The Cheviot, The Stag, The Oil & The Green Green Golf Course
Working on a Scottish classic
|Image by David McGarvey|
My most recent project is a very interesting one, I am co-directing (alongside Prof Maggie Kinloch) the John McGrath classic 'The Cheviot, The Stag and the Black Black Oil' for the Largs Players community drama group, also featuring the mod-winning Largs Gaelic choir (you can see photos from our production here). The play was first performed by 7:84 (pictured below) who toured it all around Scotland and, in doing so, created a classic piece of Scottish theatre.
It is an interesting experience to work on this play for a number of reasons. The most obvious being the text itself, it's unlike any play that I've ever come across and I doubt will come across again. Here's a little snippet of the opening number.
The PlayThe play was first performed 40 years ago, in 1974. It tells the story of the Scottish Highlands from 1746 up until - the then - modern day. It looks at how the people and their land were originally exploited for the Cheviot, a type of sheep that could endure the harsh winter, then for the Stag hunts that the gentry would pay top-dollar for and, finally, for the Black Black Oil of the North sea. Interestingly this idea of exploitation from outside sources has continued right up to this present day, one watch of the documentary 'You've Been Trumped' will testify that the Scottish working class is still very much pitted against powerful men, and organisations, with money. That is one reason why I think the play still stands on it's feet to this day, it is a historical piece in a number of ways (caricatures of 'Red Indians' in America's heartland being just one example of how we have moved on since the 70's) but the core message is very much relevant.
|John Byrne with his original set|
|Our production started off with a giant White Paper|
However, though it does not have nationalism at it's core, we hope that it will help influence the debate. We have written a short introduction to the play, to be performed on the night, that contextualises it for the modern audience and we also ask for it to inform their thinking when deciding on whether they will vote 'yes' or 'no'. It is not a straight-forward argument and the play does not try and preach one way or the other, but it does a great job of contextualising how we have got to where we have got to.
With a play that has socialism right at it's heart is should not come as a surprise to find that it's sights are firmly locked onto the land-owning gentry. It shows how they were quick to sell to the highest bidder without a moments thought for those who lived on the land. The stories that are told in the play are hard-hitting, some are shockingly brutal yet there is also a levity that makes it an enjoyable night out. It is this counterbalance between the hard politics and the ever-persevering Scottish humour that make it really work as a play. One moment the audience are all singing along to "These are my Mountains" the next they are being told of the horrific injuries that woman protecting their village suffered at the hands of the police. Below is a short video with the cast having their first sing-along of "These are my Mountains".

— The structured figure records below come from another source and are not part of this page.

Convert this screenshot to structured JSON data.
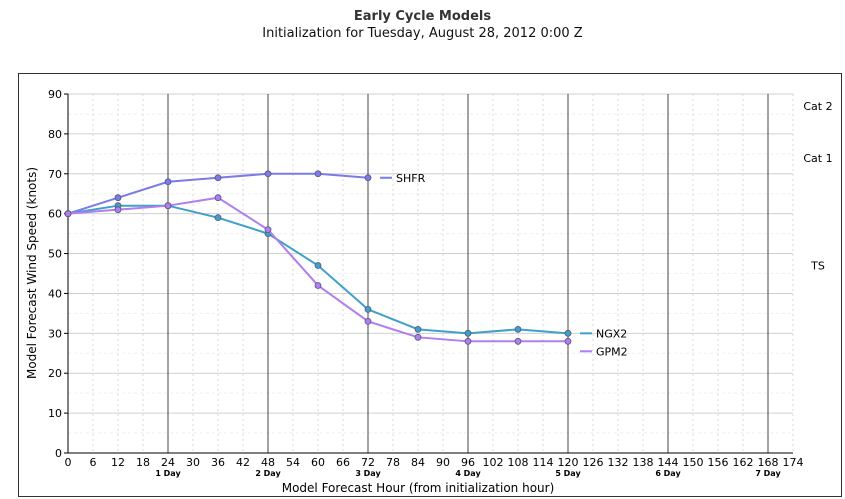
{
  "header": {
    "title": "Early Cycle Models",
    "subtitle": "Initialization for Tuesday, August 28, 2012 0:00 Z"
  },
  "chart_data": {
    "type": "line",
    "title": "Early Cycle Models",
    "subtitle": "Initialization for Tuesday, August 28, 2012 0:00 Z",
    "xlabel": "Model Forecast Hour (from initialization hour)",
    "ylabel": "Model Forecast Wind Speed (knots)",
    "xlim": [
      0,
      174
    ],
    "ylim": [
      0,
      90
    ],
    "x_ticks": [
      0,
      6,
      12,
      18,
      24,
      30,
      36,
      42,
      48,
      54,
      60,
      66,
      72,
      78,
      84,
      90,
      96,
      102,
      108,
      114,
      120,
      126,
      132,
      138,
      144,
      150,
      156,
      162,
      168,
      174
    ],
    "y_ticks": [
      0,
      10,
      20,
      30,
      40,
      50,
      60,
      70,
      80,
      90
    ],
    "day_labels": [
      {
        "x": 24,
        "label": "1 Day"
      },
      {
        "x": 48,
        "label": "2 Day"
      },
      {
        "x": 72,
        "label": "3 Day"
      },
      {
        "x": 96,
        "label": "4 Day"
      },
      {
        "x": 120,
        "label": "5 Day"
      },
      {
        "x": 144,
        "label": "6 Day"
      },
      {
        "x": 168,
        "label": "7 Day"
      }
    ],
    "intensity_labels": [
      {
        "label": "Cat 2",
        "value": 90
      },
      {
        "label": "Cat 1",
        "value": 77
      },
      {
        "label": "TS",
        "value": 50
      }
    ],
    "grid": true,
    "series": [
      {
        "name": "SHFR",
        "color": "#7b7be8",
        "x": [
          0,
          12,
          24,
          36,
          48,
          60,
          72
        ],
        "y": [
          60,
          64,
          68,
          69,
          70,
          70,
          69
        ]
      },
      {
        "name": "NGX2",
        "color": "#3fa0c8",
        "x": [
          0,
          12,
          24,
          36,
          48,
          60,
          72,
          84,
          96,
          108,
          120
        ],
        "y": [
          60,
          62,
          62,
          59,
          55,
          47,
          36,
          31,
          30,
          31,
          30
        ]
      },
      {
        "name": "GPM2",
        "color": "#b07ef0",
        "x": [
          0,
          12,
          24,
          36,
          48,
          60,
          72,
          84,
          96,
          108,
          120
        ],
        "y": [
          60,
          61,
          62,
          64,
          56,
          42,
          33,
          29,
          28,
          28,
          28
        ]
      }
    ]
  }
}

The Language and the Music
The play is set out in the structure of a ceilidh. It moves effortlessly through time and situations with the scenes being punctuated by music from a ceilidh band and, in our production, a Gaelic choir (in the original, so I believe, there was one Gaelic singer). We are very lucky to have the Largs Gaelic choir onboard for this production. The presence of the Gaelic language, and it's destruction as the play progresses, is one of the most powerful motifs of the play. The choir are continually told to stop singing in 'that language that nobody can understand' but defiantly they keep on reappearing until the final angry, rousing song by Mary MacPherson reverberates around the theatre. This is, again, an issue that is very current. Their has been a rebirth of the language in recent years and it is interesting to see how the negativity felt towards it surviving in the 70's now - perhaps - seems a little premature. The actors have also been learning Gaelic as there are sections of the play that are written in the language, and everybody joins in the final song. Below is a little video of the choir in action a couple of years ago.
Our musical director, Ryan Moir, is also working away at creating an underscore for the band that will help glue the show together and provide momentum to the piece. There are numerous songs that play on famous tunes that everybody will know and you'll find just as many hummable tunes in this show than you would in any West End hit!
|Maggie works with the cast|
|The cast are truly representative of the local community|
Rehearsals have been fun and challenging in equal measure! Having two directors has allowed us to work in separate locations on different parts of the story, there are no characters that continue throughout the piece, it does not follow a narrative like most plays. Instead the constant is the land, the people of Scotland and their exploiters. So we hear stories from sheep farmers, from Aberdonian riggers, from Texan billionaires, from dodgy businessmen and - in what I think is the funniest and most touching scene - from a crofter and his wife who are forced to open their doors to tourists as they contemplate moving from their Aberdonian croft to a flat... somewhere.
It is hugely challenging for the actors to pull off so many characters in such a short space of time and keep the whole thing held together, but I am confident that we are in a really good place to create an exciting, thought provoking show.